Creating datasets yourself
MEA wasn't created for simex but for other purposes such as OKE or creating opening books and for that reason requires a special EPD tag. SOMU 1.5a will do that job for you, see the [F9] and [F10] options marked with "new" on that page.
In a nutshell:
[F9] - from a PGN create a suitable simex EPD.
[f10] - converts an EPD that contains the "bm" tag for the use in SIMEX.
Differences between SIM03 and SIMEX
1. SIM03 sends the whole game history to the engine while SIMEX uses EPD. This might cause differences.
2. The time control is fundamental different. SIM03 is in control, it sends a stop command to the engine when time is up. MEA leaves it to the engine programmer and how he has programmed the fixed move time. Unfortunately not every engine has programmed this accurately.
An extreme example is Rybka1. With SIM03 it uses 17 minutes to finish the 8238 position at 100ms (already 3½ minutes too much!) but with SIMEX it notable takes 1 hour and 2 minutes to finish. One can check the end of the log file to check the sanity of the time an engine has used. For Rybka1 we got:
Time allocation : BAD!! spending more time
ActualTime > ExpectedTime + MarginTime
ExpectedTime : 823.8s
ActualTime : 3669.8s
However Rybka1 is a big exception, the engines we tested stay in reasonable margins but reason (2) explains why the SIMEX similarity percentages are somewhat higher than with SIM03.

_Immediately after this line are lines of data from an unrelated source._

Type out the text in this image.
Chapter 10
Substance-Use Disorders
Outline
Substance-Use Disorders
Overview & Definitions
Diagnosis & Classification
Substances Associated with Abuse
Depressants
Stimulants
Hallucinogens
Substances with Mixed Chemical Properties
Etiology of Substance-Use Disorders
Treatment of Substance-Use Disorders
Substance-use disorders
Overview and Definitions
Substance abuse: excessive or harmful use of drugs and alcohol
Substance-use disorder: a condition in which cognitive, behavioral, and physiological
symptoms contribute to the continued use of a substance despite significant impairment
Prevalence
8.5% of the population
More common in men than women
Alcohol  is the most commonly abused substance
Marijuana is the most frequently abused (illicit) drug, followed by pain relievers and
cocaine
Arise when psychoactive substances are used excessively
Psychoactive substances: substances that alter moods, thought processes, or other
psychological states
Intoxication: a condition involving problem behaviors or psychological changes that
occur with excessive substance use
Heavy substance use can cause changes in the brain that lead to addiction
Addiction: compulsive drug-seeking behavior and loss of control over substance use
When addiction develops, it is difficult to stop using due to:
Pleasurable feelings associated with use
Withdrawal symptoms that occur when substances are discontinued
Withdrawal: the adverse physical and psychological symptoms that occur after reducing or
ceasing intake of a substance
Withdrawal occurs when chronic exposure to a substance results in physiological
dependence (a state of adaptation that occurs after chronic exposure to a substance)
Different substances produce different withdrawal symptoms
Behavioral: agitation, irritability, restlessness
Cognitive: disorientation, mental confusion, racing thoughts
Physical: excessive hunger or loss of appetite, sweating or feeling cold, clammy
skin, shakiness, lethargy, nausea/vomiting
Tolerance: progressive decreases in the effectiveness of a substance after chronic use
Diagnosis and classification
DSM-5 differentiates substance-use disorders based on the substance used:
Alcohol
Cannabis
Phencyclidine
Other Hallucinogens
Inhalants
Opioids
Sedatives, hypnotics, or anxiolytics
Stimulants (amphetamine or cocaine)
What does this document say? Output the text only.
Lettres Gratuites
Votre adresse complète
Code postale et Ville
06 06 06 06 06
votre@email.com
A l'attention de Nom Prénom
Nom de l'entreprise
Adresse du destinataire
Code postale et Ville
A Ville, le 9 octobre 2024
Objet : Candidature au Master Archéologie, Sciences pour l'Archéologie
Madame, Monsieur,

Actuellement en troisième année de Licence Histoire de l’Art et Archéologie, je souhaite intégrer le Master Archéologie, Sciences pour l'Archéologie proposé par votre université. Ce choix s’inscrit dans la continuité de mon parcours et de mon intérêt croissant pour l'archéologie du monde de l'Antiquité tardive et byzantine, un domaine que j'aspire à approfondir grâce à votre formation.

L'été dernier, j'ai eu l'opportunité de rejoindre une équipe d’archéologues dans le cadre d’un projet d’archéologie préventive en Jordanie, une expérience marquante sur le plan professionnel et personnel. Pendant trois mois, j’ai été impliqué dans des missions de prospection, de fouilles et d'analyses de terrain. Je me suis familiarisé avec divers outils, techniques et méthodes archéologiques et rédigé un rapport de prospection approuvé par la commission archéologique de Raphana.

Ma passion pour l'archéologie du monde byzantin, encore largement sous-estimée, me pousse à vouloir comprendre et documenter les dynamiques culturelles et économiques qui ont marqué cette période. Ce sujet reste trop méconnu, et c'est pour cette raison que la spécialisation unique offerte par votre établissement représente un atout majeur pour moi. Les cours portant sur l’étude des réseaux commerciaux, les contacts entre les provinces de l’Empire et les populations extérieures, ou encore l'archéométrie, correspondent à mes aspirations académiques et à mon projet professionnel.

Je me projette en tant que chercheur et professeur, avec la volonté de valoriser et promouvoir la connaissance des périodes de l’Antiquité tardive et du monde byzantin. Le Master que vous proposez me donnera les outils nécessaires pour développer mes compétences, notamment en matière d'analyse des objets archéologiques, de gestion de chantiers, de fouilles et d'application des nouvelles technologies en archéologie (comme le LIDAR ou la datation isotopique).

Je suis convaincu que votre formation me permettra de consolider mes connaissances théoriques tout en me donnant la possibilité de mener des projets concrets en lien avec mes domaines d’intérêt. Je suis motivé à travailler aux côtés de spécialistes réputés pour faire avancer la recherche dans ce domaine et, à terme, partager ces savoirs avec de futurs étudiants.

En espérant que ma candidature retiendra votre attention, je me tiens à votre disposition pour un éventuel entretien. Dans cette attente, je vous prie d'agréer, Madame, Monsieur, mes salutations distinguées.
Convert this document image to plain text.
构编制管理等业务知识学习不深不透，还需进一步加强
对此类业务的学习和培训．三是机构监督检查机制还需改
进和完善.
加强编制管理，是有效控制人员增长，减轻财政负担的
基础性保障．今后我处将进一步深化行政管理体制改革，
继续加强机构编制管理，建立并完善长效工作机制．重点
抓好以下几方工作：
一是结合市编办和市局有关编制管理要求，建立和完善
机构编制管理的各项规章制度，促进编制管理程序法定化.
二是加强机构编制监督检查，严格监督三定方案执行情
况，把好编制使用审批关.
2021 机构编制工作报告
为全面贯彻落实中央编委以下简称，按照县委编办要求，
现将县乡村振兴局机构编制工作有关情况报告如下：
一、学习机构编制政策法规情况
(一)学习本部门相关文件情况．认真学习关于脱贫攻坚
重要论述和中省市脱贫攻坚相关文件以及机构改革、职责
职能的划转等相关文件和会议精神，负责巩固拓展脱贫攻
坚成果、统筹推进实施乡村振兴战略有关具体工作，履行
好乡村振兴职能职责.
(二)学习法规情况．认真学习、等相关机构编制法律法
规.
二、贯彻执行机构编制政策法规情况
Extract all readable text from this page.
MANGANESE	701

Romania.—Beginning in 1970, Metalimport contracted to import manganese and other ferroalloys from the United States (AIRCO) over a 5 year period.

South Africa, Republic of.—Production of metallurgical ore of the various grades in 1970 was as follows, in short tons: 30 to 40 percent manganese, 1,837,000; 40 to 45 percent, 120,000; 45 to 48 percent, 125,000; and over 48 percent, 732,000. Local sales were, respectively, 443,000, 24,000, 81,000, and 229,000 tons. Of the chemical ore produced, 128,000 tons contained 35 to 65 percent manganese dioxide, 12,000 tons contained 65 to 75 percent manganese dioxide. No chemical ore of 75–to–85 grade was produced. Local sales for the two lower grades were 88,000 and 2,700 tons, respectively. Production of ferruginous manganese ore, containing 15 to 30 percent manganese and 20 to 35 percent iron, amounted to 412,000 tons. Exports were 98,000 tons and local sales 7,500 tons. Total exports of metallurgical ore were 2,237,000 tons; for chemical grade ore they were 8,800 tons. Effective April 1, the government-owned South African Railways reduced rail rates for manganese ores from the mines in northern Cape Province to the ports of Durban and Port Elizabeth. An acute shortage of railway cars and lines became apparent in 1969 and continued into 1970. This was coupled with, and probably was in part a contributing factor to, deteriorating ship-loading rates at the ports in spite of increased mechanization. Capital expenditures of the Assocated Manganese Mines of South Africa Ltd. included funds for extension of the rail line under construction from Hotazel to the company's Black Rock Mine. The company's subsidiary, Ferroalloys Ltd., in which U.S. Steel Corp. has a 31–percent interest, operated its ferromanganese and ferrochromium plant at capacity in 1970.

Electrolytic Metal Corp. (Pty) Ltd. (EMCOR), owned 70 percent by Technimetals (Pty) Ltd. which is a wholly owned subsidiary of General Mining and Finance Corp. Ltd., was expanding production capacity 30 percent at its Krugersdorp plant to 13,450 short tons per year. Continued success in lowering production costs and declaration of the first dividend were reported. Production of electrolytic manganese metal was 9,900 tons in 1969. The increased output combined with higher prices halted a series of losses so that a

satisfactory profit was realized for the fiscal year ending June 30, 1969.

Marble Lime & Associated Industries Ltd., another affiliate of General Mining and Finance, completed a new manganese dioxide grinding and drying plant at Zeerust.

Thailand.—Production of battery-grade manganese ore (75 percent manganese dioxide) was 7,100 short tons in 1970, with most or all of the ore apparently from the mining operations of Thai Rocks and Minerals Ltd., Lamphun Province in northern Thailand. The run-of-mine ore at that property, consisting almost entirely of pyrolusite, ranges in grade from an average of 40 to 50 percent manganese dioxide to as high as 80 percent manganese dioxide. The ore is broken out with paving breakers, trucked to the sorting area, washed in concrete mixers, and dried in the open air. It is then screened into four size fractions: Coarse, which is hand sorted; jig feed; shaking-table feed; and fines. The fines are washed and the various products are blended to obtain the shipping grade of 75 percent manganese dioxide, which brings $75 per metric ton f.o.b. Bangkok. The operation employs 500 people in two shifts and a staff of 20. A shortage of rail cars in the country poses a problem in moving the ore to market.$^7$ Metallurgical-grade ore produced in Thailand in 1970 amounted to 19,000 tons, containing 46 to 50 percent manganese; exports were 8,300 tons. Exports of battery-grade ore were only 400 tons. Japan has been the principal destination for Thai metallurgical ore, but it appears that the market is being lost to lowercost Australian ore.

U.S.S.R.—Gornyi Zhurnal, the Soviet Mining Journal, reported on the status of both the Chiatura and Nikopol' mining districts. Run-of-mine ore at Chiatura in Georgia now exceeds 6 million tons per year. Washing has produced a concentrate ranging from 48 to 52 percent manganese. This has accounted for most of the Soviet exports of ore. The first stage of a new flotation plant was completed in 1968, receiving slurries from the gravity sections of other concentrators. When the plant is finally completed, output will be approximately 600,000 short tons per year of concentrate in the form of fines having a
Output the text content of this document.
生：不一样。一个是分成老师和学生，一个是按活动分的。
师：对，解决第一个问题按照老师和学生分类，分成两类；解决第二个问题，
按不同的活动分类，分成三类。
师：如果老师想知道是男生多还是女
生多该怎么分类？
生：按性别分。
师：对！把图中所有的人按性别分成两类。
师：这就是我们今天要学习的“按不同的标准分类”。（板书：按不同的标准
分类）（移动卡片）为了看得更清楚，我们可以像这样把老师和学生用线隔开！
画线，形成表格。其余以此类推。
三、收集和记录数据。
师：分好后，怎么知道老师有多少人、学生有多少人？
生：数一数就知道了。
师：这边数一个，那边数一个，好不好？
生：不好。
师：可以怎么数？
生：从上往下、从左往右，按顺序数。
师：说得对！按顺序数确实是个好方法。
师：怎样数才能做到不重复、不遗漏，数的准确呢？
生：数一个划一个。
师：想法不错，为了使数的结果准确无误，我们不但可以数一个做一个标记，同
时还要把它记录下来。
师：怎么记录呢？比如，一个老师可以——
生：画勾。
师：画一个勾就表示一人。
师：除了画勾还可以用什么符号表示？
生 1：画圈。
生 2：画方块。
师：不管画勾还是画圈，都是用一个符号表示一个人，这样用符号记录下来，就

1. SIMEX parameters to manipulate the data for better results see the README file.
2. Add comments to HTML reports. Store them into legend.txt, example.
3. Make a dendrogram from *.data files for *.png visualization, example. During the creation of an HTML SIMEX also creates an Excel file called dendrogram.csv which can be used by the dendrogram tool of Ferdinand Mosca. Just double click dendrogram.bat in case you want such a picture.
Syntax: dendrogram --input dendrogram.csv --output sim.png